Callon Petroleum Company has announced two definitive agreements that will consolidate and refocus its operations, speed up the attainment of its debt reduction target, and enable the initiation of a shareholder return program in Q3 2023.
Callon has entered a definitive agreement to acquire the membership interests of Permian-based Percussion Petroleum Operating II, LLC, in a cash and stock transaction valued at roughly $475 million with potential contingent payments of up to $62.5 million. As per the agreement terms, Percussion will receive $265 million in cash and a maximum of 6.46 million shares of Callon common stock.
Simultaneously, Callon agreed to sell all its Eagle Ford Shale assets to Ridgemar Energy Operating, LLC, for $655 million in cash and potential contingent payments of up to $45 million.
Callon’s operations will now focus on its over 145,000 net acres in the prolific Permian Basin, implementing its proven “Life of Field” Co-Development Model on an expanded Delaware Basin footprint. The company’s increased scale and single-minded focus on the Permian will improve operational and capital efficiencies, boasting an inventory of over 1,500 high-quality locations on a concentrated acreage position in the basin.
The oil-weighting of Callon’s production in the Permian Basin is expected to rise post-closing, with pro forma cash operating costs per boe estimated to decrease by around 5% in H2 2023 due to identified G&A and LOE savings. The transactions will strengthen Callon’s balance sheet, with total debt expected to fall below $1.9 billion at closing.

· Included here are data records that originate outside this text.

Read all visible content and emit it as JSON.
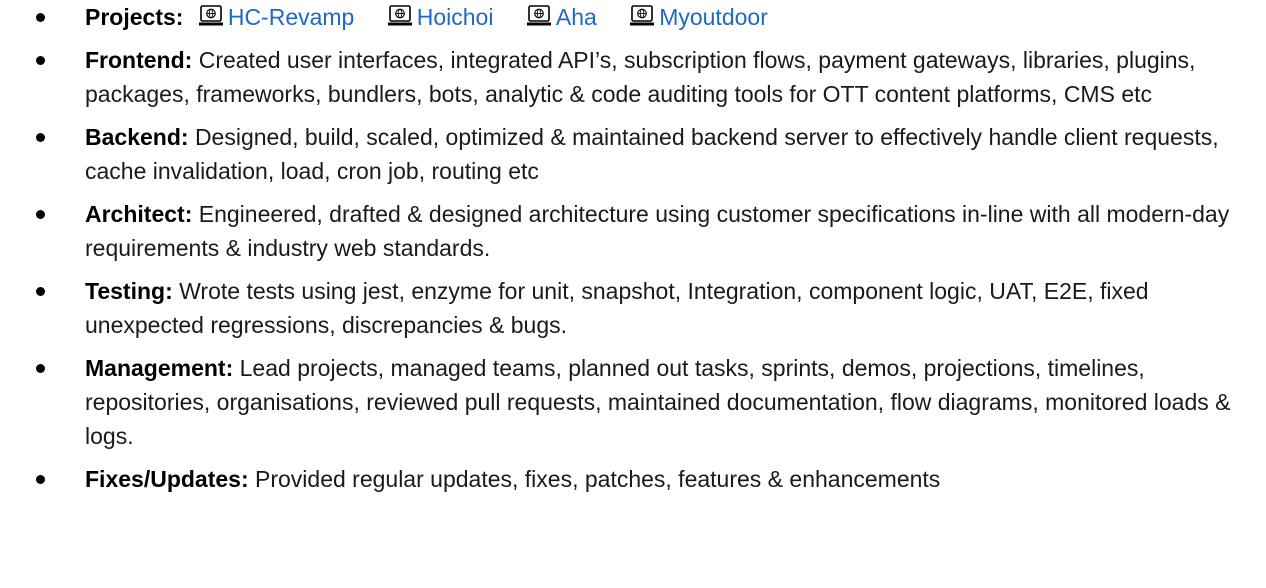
{
  "items": [
    {
      "key": "Projects:",
      "projects": [
        "HC-Revamp",
        "Hoichoi",
        "Aha",
        "Myoutdoor"
      ]
    },
    {
      "key": "Frontend:",
      "text": "Created user interfaces, integrated API’s, subscription flows, payment gateways, libraries, plugins, packages, frameworks, bundlers, bots, analytic & code auditing tools for OTT content platforms, CMS etc"
    },
    {
      "key": "Backend:",
      "text": "Designed, build, scaled, optimized & maintained backend server to effectively handle client requests, cache invalidation, load, cron job, routing etc"
    },
    {
      "key": "Architect:",
      "text": "Engineered, drafted & designed architecture using customer specifications in-line with all modern-day requirements & industry web standards."
    },
    {
      "key": "Testing:",
      "text": "Wrote tests using jest, enzyme for unit, snapshot, Integration, component logic, UAT, E2E, fixed unexpected regressions, discrepancies & bugs."
    },
    {
      "key": "Management:",
      "text": "Lead projects, managed teams, planned out tasks, sprints, demos, projections, timelines, repositories, organisations, reviewed pull requests, maintained documentation, flow diagrams, monitored loads & logs."
    },
    {
      "key": "Fixes/Updates:",
      "text": "Provided regular updates, fixes, patches, features & enhancements"
    }
  ],
  "colors": {
    "link": "#1f68c7",
    "text": "#1a1a1a"
  },
  "icons": {
    "project_link_icon": "laptop-web-icon"
  }
}
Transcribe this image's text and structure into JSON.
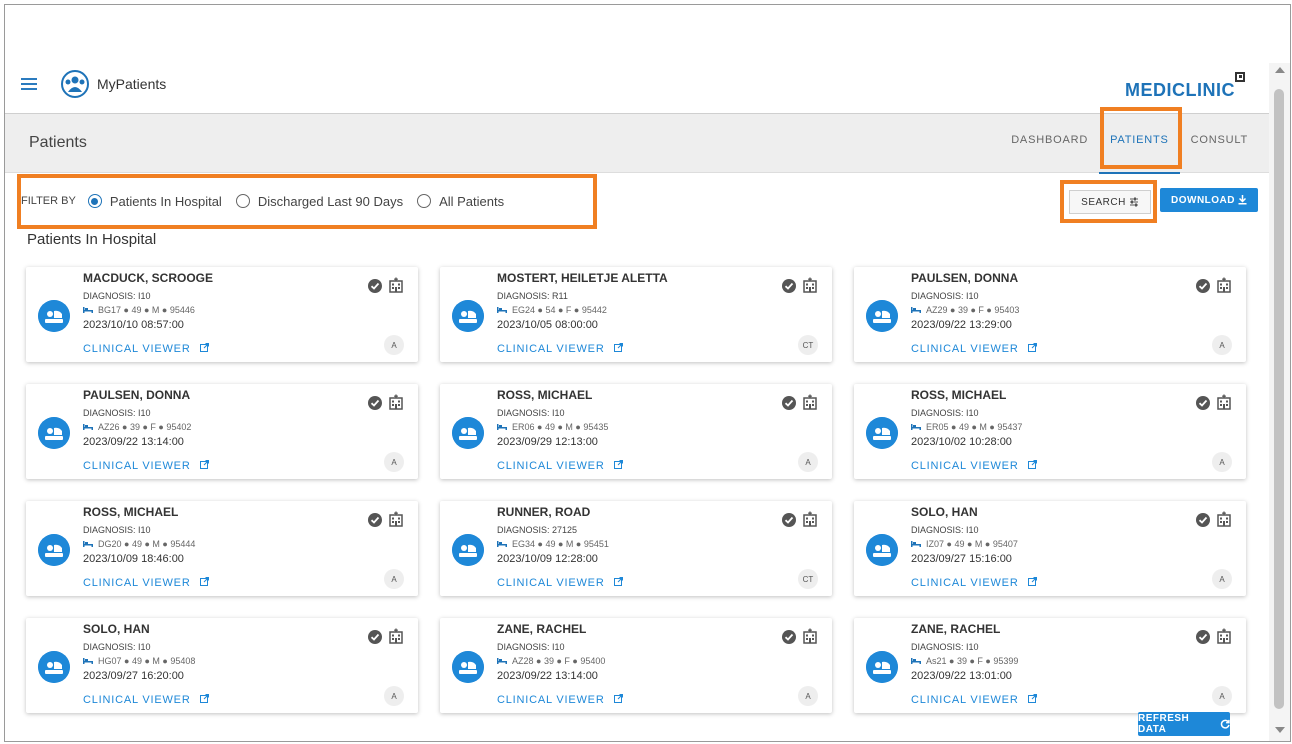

Joe Gatto, President, and CEO, emphasized that Callon is uniquely positioned to extract value from this high-quality oil asset, which complements its core Delaware position. The combined transactions will enhance their capital structure, increase margins, and extend their top-tier Permian inventory. Gatto added that this move will improve their net asset value proposition, achieve their near-term total debt milestone, and launch a capital return program for shareholders.